# sleepy goldfish??



## Stellafish (Sep 23, 2009)

Hi all, I am new and have a question about my goldfish. I have one calico ryukin and one red ryukin. They are both very small - about one inch maybe - and are in a 5 gallon aquarium. (I know this is too small for the future and hopefully I can get a bigger one in the next year!) I've had these fish for about two weeks now. I was told to let the aquarium run for about a week before getting them - now learning this might have been inadequate, but they are already in. In any case, for the first week they seemed happy and energetic. But now, they have started sleeping constantly. One of them wedges itself near the top of the tank behind the filter; the other sleeps under the bridge decoration at the bottom of the tank. I know goldfish sleep normally, but they sleep most of the day, even when the tank lights are on. This isn't normal, right? Whenever I go over to them they "wake up" and swim around, and they still go crazy over food.

I have checked the water but I'm a little confused by the results. pH, hardness, alkalinity, and ammonia are all at normal levels according to the tests. But the nitrate/nitrite tests are weird... according to the test kit, the strip should be white/very light if the water is good, and dark pink if very bad. But my test strips keep turning out dark gray, which is not even on the kit color thing. I've tried 3 test strips, with the same results. Does this sound like a problem with the test strips, or could my nitrite/nitrate levels be so bad that they are beyond pink??

In any case, I am trying to figure out why my goldfish might be sleeping so much. Thanks for any advice!


----------



## lohachata (Jan 27, 2006)

one problem is that you are using strips.strips are junk.test kits using liquid reagents are better and more accurate...but best accuracy is achieved when you use deionized water to clean all of the equipment..(test tubes etc.)..and make sure that your fingers never touch the liquid you are testing...
as for the sleeping.......get them an alarm clock....start doing a 1 gallon water change every other day..see if that helps.


----------



## bmlbytes (Aug 1, 2009)

An alarm clock? Or was that supposed to be a joke?

As loha pointed out, test strips are bad and ultimately more expensive. Buy a Master Test Kit by API from any pet store. It will be a bunch of bottles and test tubes. You test the water by putting a set amount of water in the tubes and a set number of drops of testing liquid and waiting like 5 min. It's a bit more work, but well worth the accurate results.


----------



## Ghost Knife (Mar 12, 2008)

bmlbytes said:


> An alarm clock? Or was that supposed to be a joke?
> 
> As loha pointed out, test strips are bad and ultimately more expensive. Buy a Master Test Kit by API from any pet store. It will be a bunch of bottles and test tubes. You test the water by putting a set amount of water in the tubes and a set number of drops of testing liquid and waiting like 5 min. It's a bit more work, but well worth the accurate results.

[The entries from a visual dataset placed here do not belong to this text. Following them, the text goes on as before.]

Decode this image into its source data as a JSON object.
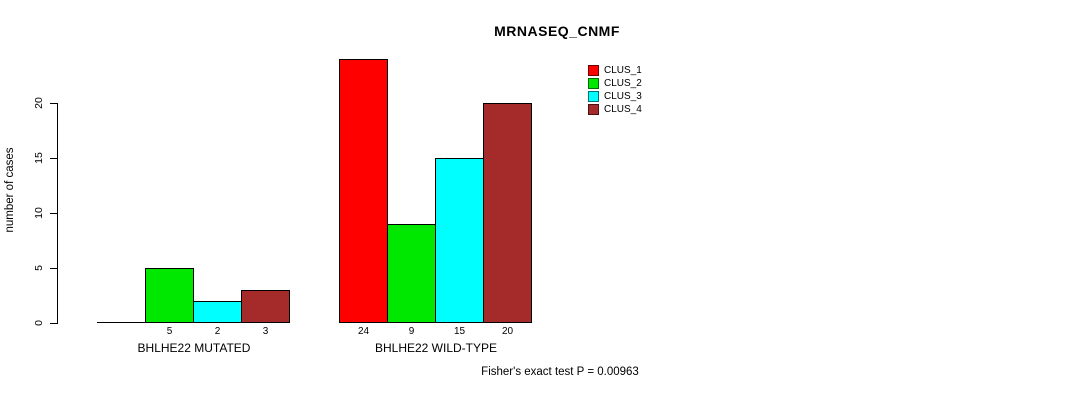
{
  "chart_data": {
    "type": "bar",
    "title": "MRNASEQ_CNMF",
    "ylabel": "number of cases",
    "xlabel": "",
    "ylim": [
      0,
      24
    ],
    "yticks": [
      0,
      5,
      10,
      15,
      20
    ],
    "grid": false,
    "legend_position": "top-right",
    "series": [
      {
        "name": "CLUS_1",
        "color": "#FF0000"
      },
      {
        "name": "CLUS_2",
        "color": "#00E800"
      },
      {
        "name": "CLUS_3",
        "color": "#00FFFF"
      },
      {
        "name": "CLUS_4",
        "color": "#A52A2A"
      }
    ],
    "groups": [
      {
        "label": "BHLHE22 MUTATED",
        "values": [
          0,
          5,
          2,
          3
        ],
        "bar_labels": [
          "",
          "5",
          "2",
          "3"
        ]
      },
      {
        "label": "BHLHE22 WILD-TYPE",
        "values": [
          24,
          9,
          15,
          20
        ],
        "bar_labels": [
          "24",
          "9",
          "15",
          "20"
        ]
      }
    ],
    "annotation": "Fisher's exact test P = 0.00963"
  }
}
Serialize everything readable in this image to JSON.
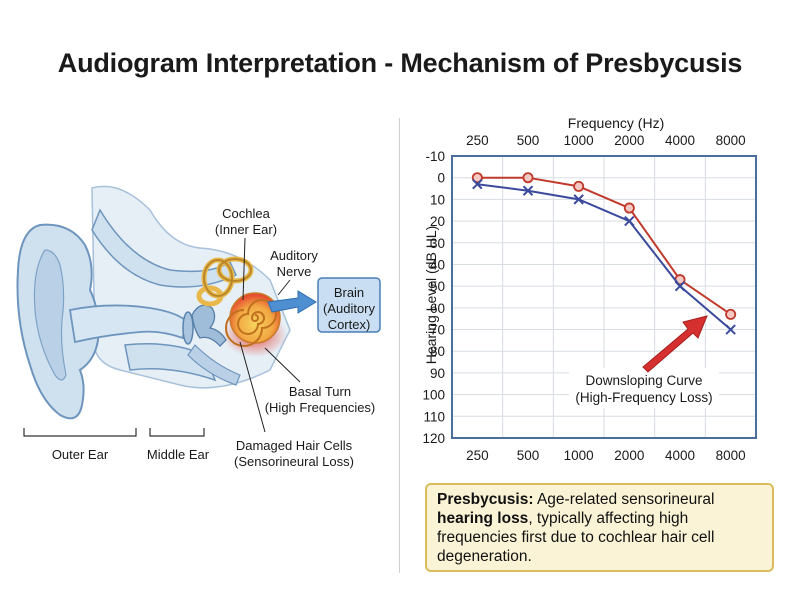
{
  "title": "Audiogram Interpretation - Mechanism of Presbycusis",
  "anatomy": {
    "cochlea_label": [
      "Cochlea",
      "(Inner Ear)"
    ],
    "auditory_nerve_label": [
      "Auditory",
      "Nerve"
    ],
    "brain_label": [
      "Brain",
      "(Auditory",
      "Cortex)"
    ],
    "basal_turn_label": [
      "Basal Turn",
      "(High Frequencies)"
    ],
    "damaged_cells_label": [
      "Damaged Hair Cells",
      "(Sensorineural Loss)"
    ],
    "outer_ear_label": "Outer Ear",
    "middle_ear_label": "Middle Ear",
    "colors": {
      "tissue": "#cfe0ef",
      "tissue_stroke": "#6e95bd",
      "cochlea": "#f5c84a",
      "damage": "#e03b2a",
      "nerve": "#4d8fd1",
      "brain_box": "#c9def2"
    }
  },
  "chart_data": {
    "type": "line",
    "top_axis_title": "Frequency (Hz)",
    "ylabel": "Hearing Level (dB HL)",
    "categories": [
      "250",
      "500",
      "1000",
      "2000",
      "4000",
      "8000"
    ],
    "y_ticks": [
      -10,
      0,
      10,
      20,
      30,
      40,
      50,
      60,
      70,
      80,
      90,
      100,
      110,
      120
    ],
    "ylim": [
      -10,
      120
    ],
    "y_inverted": true,
    "grid": true,
    "series": [
      {
        "marker": "circle",
        "color": "#c0392b",
        "values": [
          0,
          0,
          4,
          14,
          47,
          63
        ]
      },
      {
        "marker": "x",
        "color": "#3b4a9c",
        "values": [
          3,
          6,
          10,
          20,
          50,
          70
        ]
      }
    ],
    "annotation": [
      "Downsloping Curve",
      "(High-Frequency Loss)"
    ],
    "colors": {
      "frame": "#4a6f9b",
      "grid": "#d8dde3",
      "arrow": "#d62f2f"
    }
  },
  "info_box": {
    "term": "Presbycusis:",
    "text_1": " Age-related sensorineural ",
    "emphasis": "hearing loss",
    "text_2": ", typically affecting high frequencies first due to cochlear hair cell degeneration."
  }
}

I just buy an ammonia indicator and that's it. If a tank is cycled properly you know that ammonia will go from 0 ppm to somewhere between 5-20 and then it will drop back down to 0. When it drops back to 0 you know the tank is cycled and that the other water parameters are correct. It has worked for me for years and it saves some money too.


----------



## lohachata (Jan 27, 2006)

you need to get a better sense of humor bml...yes ; it was a joke....

i don't even own a test kit...haven't for more than 25 years...


----------



## betta0fish (Feb 16, 2009)

i don't use a kit and i dont test the water... but my fish are all fine so is there a problem with that??


----------